The site has a Google Page Rank of 4 and an Alexa rank of 357,000 which, if you don’t know about these things, is on a par with many successful medium sized tour operators. However, traffic is down to one tenth of what it was. Google disfavours directory websites, possibly in the belief that it can do a better job of addressing consumers’ search needs (which may well be true) or perhaps because it sees no reason why it should be used to promote any websites that might vaguely be competing with it.

This last thought could be quite contentious given Google Hotel Finder and Google Flight Search. Can you imagine Google one day updating its search algorithm to disfavour online travel agents? Surely not, but it is a concern, isn’t it? Monopolistic organisations are generally free to wield power as they wish.

Nowadays, Google favours content that its algorithms believe will be appreciated by its users as interesting and relevant to their searches. This has had a huge impact on the blogosphere with blogs in the ascendancy and hundreds of thousands of bloggers making a living out of writing relevant stories and peppering them with paid links. The big question is whether these blogs are relevant to consumers or whether they are just a cynical ploy to make a few bucks.

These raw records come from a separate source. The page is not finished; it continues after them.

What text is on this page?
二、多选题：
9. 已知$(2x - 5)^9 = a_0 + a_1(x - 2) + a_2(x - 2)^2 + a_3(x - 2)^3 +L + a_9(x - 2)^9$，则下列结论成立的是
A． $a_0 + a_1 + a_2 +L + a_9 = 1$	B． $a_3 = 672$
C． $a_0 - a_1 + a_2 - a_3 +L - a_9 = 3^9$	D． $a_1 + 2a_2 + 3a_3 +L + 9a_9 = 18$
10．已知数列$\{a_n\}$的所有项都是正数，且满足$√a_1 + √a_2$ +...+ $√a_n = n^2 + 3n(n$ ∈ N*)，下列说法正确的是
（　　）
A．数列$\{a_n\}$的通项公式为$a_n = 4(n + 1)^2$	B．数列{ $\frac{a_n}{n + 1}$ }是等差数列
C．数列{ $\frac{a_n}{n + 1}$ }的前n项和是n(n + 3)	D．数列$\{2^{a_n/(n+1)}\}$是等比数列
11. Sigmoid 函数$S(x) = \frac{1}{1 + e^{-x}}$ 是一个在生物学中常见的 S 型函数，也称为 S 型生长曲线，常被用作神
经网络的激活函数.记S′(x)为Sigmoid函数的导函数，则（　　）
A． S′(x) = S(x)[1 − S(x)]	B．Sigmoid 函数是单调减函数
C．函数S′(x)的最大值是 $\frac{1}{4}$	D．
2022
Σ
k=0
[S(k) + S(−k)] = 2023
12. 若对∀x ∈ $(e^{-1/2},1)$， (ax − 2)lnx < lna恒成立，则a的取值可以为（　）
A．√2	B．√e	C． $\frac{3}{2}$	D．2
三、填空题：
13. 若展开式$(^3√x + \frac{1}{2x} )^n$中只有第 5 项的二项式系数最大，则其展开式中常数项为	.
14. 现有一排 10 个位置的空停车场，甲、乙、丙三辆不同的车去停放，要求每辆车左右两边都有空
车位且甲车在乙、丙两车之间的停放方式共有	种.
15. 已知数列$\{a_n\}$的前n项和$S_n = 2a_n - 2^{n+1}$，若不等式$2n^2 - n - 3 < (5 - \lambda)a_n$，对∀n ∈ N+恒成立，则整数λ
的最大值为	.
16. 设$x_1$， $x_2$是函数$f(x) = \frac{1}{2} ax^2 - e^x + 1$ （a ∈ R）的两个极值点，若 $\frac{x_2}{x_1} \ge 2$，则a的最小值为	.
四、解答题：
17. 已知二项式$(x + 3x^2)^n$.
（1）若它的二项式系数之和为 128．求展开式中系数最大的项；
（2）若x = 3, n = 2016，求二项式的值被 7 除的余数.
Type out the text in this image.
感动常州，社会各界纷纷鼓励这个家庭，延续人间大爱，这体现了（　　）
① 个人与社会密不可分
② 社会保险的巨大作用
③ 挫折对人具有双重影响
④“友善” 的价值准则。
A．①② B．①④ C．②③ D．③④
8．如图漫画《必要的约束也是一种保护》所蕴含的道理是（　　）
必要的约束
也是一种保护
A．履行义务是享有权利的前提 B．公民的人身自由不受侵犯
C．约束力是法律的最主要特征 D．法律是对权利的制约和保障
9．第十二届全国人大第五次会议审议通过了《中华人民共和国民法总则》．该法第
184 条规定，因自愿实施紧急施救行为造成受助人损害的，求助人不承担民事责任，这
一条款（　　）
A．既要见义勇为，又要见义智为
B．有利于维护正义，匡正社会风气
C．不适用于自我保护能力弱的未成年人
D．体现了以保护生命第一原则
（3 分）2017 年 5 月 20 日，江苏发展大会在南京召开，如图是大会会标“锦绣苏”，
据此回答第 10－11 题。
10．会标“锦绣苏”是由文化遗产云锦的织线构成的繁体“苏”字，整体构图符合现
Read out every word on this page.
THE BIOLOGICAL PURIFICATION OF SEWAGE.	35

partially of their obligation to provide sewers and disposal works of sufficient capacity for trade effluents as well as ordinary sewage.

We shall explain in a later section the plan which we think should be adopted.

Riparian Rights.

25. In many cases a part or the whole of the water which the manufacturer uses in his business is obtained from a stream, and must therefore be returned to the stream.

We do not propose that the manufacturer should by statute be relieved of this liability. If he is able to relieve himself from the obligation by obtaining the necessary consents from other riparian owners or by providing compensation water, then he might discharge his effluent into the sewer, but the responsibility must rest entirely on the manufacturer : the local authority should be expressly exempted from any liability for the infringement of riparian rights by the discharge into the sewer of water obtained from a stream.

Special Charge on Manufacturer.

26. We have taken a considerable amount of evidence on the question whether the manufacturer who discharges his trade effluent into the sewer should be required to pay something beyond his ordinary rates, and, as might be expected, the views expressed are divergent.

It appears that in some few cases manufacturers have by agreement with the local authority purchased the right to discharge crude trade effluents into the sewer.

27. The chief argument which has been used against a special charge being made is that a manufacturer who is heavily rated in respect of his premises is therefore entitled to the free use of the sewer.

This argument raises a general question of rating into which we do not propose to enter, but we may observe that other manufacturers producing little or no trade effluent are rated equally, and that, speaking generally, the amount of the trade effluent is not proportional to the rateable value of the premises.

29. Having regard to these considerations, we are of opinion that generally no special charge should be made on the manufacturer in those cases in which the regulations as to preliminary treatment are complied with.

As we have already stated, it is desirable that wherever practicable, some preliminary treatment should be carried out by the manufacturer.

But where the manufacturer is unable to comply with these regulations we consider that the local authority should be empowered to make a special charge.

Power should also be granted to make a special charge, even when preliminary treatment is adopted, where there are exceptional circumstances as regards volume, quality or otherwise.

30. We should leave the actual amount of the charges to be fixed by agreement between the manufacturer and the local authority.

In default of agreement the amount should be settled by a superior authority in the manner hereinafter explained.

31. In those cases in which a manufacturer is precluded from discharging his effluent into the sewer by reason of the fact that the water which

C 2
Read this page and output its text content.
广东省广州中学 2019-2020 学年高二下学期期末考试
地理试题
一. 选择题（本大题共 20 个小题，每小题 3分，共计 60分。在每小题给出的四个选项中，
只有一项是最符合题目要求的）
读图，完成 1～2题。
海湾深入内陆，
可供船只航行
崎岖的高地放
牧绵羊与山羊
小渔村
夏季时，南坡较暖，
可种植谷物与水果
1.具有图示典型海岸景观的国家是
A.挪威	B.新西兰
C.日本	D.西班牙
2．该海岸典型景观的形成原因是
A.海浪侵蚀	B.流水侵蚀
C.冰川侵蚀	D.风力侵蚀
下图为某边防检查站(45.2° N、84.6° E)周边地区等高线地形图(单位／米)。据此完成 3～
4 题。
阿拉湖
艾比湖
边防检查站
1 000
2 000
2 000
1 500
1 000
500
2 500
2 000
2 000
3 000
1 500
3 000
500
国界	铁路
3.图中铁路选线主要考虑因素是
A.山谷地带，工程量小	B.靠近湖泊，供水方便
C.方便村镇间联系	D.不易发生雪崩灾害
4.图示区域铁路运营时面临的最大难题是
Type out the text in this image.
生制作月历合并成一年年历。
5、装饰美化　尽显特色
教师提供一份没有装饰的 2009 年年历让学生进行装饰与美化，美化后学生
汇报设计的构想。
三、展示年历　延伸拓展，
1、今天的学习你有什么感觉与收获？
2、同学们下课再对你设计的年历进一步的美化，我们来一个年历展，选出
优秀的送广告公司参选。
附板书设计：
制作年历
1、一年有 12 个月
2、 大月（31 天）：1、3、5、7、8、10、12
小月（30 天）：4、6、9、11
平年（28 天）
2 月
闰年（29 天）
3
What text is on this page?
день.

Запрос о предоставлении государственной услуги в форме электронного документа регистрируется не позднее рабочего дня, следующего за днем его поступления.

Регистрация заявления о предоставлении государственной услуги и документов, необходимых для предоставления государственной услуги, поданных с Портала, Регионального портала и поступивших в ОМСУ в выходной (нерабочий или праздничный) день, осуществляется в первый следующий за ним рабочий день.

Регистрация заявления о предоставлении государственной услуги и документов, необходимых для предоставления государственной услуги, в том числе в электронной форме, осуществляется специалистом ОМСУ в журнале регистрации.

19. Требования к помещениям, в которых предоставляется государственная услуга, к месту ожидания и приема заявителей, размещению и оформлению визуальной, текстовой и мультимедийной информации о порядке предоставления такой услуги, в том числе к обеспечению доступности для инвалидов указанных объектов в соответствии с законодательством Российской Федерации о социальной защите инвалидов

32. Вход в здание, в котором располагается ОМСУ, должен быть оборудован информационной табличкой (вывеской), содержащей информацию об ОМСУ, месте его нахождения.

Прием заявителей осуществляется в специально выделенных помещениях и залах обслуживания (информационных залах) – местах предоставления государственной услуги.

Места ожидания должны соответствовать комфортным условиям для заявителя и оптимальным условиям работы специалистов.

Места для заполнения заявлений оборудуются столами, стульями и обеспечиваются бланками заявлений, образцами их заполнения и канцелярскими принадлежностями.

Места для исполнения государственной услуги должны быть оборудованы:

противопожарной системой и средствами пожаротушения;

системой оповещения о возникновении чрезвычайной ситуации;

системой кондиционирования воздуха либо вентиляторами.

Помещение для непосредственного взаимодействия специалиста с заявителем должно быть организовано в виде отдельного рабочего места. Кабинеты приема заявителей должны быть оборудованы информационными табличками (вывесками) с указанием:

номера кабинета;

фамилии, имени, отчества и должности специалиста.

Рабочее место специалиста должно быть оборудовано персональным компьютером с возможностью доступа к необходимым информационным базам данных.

A recent report by Nielsen attempts to answer the question. Nielsen created an experiment to measure the relative impact of content from users, experts, and brands themselves. The organisation created a lab testing situation to judge just how different types of content perform for 900 individuals that were matched as consumers to the content types to which they would be exposed. This was not a travel specific test but, nevertheless, one can draw some conclusions relevant to travel.

At first sight, the experiment actually seemed to counter my rather cynical approach to blogs. Expert content (let’s take that to mean blogs) was more effective than user reviews or branded content in persuading consumers about the worth of a product. This was particularly so for high ticket items.

Then I started thinking about the blogs that I use and the blogs I ignore. I have a group of blogs that I regularly use. For example, trustedreviews.com is my first port of call for tech stuff. Its reviews are unbiased and its bloggers’ considerations well informed. I am sure there are plenty of similarly good, expert blogs in travel as well but there are also many, many second rate ones. I get regular spam emails, as I expect you do, offering me articles written in any number of blogs with the sole purpose of including a link to my website to help move my site up the Google rankings. I am really not sure that these blogs serve up any real value to the travelling consumer.

This thought brings me right back to my own travelfromHere.com website. Google decided that it did not want to favour directory sites anymore and the result was a loss of 90% of visitors to the site.

So are blogs the future? I reckon only until Google says enough is enough. It can only be a matter of time before Google properly differentiates between genuine expert websites and the blogs seeking to cash in on their high search engine rankings. If you are an operator of blogs like these, you better have another profession up your sleeve. When the Google hatchet falls your blog income will disappear overnight.